Wspominałam już kiedyś, że kocham koty? :D
Weekend minął nie wiadomo kiedy. Znów. Dzisiejszy wieczór zamierzam spędzić oglądając ATP World Tour Finals podobnie zresztą jak siedem kolejnych. Szkoda tylko, że transmisja wciąż się zacina, co już teraz okropnie działa mi na nerwy.

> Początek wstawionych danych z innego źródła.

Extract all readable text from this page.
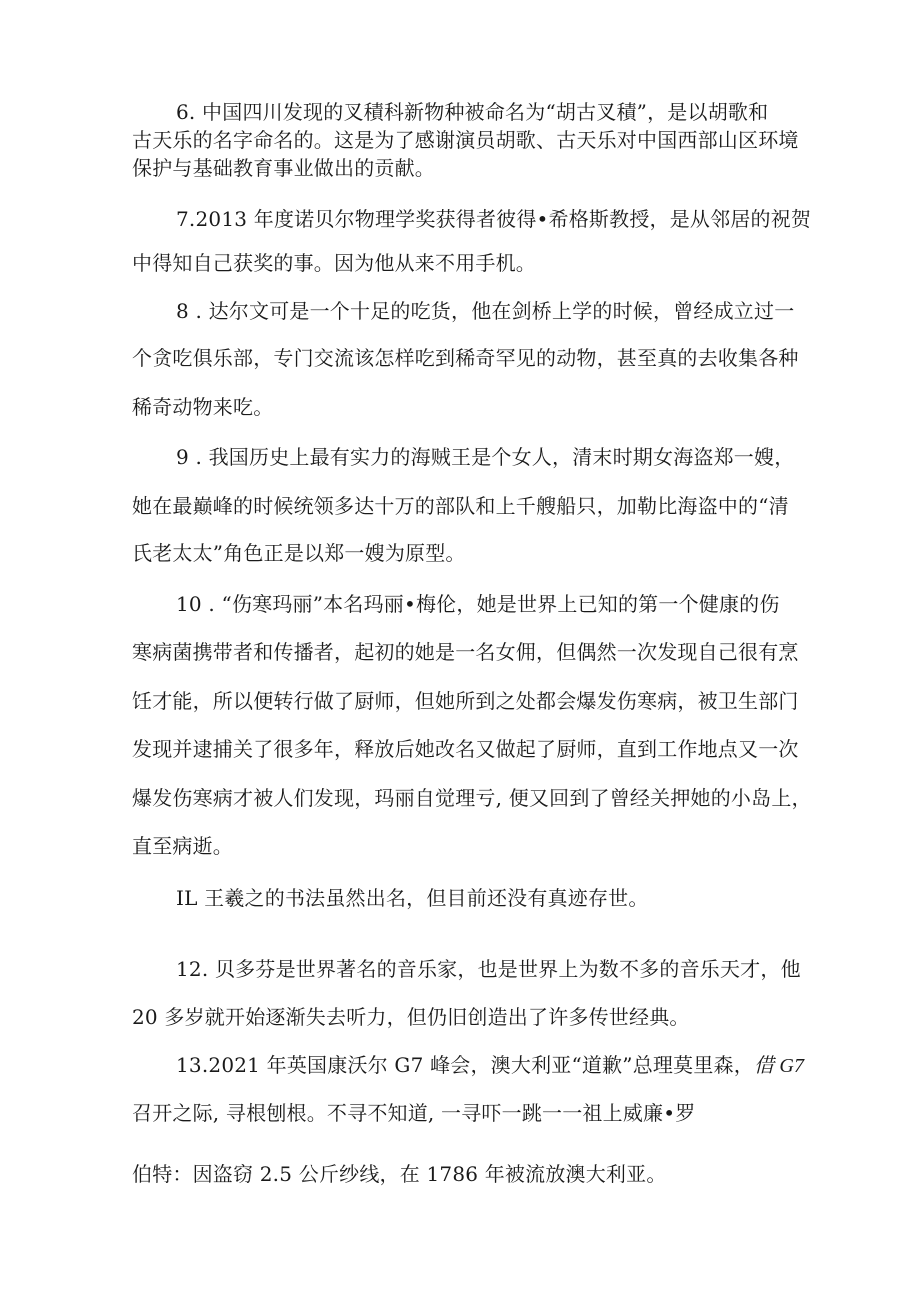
6. 中国四川发现的叉積科新物种被命名为“胡古叉積”，是以胡歌和
古天乐的名字命名的。这是为了感谢演员胡歌、古天乐对中国西部山区环境
保护与基础教育事业做出的贡献。
7.2013 年度诺贝尔物理学奖获得者彼得•希格斯教授，是从邻居的祝贺
中得知自己获奖的事。因为他从来不用手机。
8 . 达尔文可是一个十足的吃货，他在剑桥上学的时候，曾经成立过一
个贪吃俱乐部，专门交流该怎样吃到稀奇罕见的动物，甚至真的去收集各种
稀奇动物来吃。
9 . 我国历史上最有实力的海贼王是个女人，清末时期女海盗郑一嫂，
她在最巅峰的时候统领多达十万的部队和上千艘船只，加勒比海盗中的“清
氏老太太”角色正是以郑一嫂为原型。
10 . “伤寒玛丽”本名玛丽•梅伦，她是世界上已知的第一个健康的伤
寒病菌携带者和传播者，起初的她是一名女佣，但偶然一次发现自己很有烹
饪才能，所以便转行做了厨师，但她所到之处都会爆发伤寒病，被卫生部门
发现并逮捕关了很多年，释放后她改名又做起了厨师，直到工作地点又一次
爆发伤寒病才被人们发现，玛丽自觉理亏, 便又回到了曾经关押她的小岛上，
直至病逝。
IL 王羲之的书法虽然出名，但目前还没有真迹存世。
12. 贝多芬是世界著名的音乐家，也是世界上为数不多的音乐天才，他
20 多岁就开始逐渐失去听力，但仍旧创造出了许多传世经典。
13.2021 年英国康沃尔 G7 峰会，澳大利亚“道歉”总理莫里森，借 G7
召开之际, 寻根刨根。不寻不知道, 一寻吓一跳一一祖上威廉•罗
伯特：因盗窃 2.5 公斤纱线，在 1786 年被流放澳大利亚。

Obejrzałam najnowszego Harry'ego dwukrotnie. Co prawda po raz pierwszy od dawna nie na premierze, ale widocznie tak miało być. Film jest naprawdę dobry, w każdym bądź razie o wiele lepszy, niż się spodziewałam. Na zadowalającą ekranizację Pottera czekałam sześć długich lat i w końcu się udało - nie wyszłam z kina wyliczając wszelkie wady filmu, których się dopatrzyłam. Wyszłam pozytywnie zaskoczona. Yates stworzył coś, czego po "Zakonie Feniksa" i "Księciu Półkrwi" nikt się po nim nie spodziwał. Porównując tamte obrazy z "Insygniami Śmierci" trudno uwierzyć, że stoi za nimi ten sam czlowiek, a jednak wszystkie wyszły spod ręki tego Brytyjczyka. Nie chciałabym zbyt wcześnie wychwalać reżysera, bo przecież to dopiero połowa i za niecałe osiem miesięcy czeka nas premiera drugiej części filmu, jednak na chwilę obecną moge powiedzieć, że David Yates nie pogrążył się w moich oczach bardziej, niż to uczynił dwoma poprzednimi ekranizacjami. Zasiał zaś ziarenko nadziei, iż wielki finał faktycznie będzie wielki. Na to liczę i z takim nastawieniem wybiorę się do kina w nocy z 14 na 15 lipca.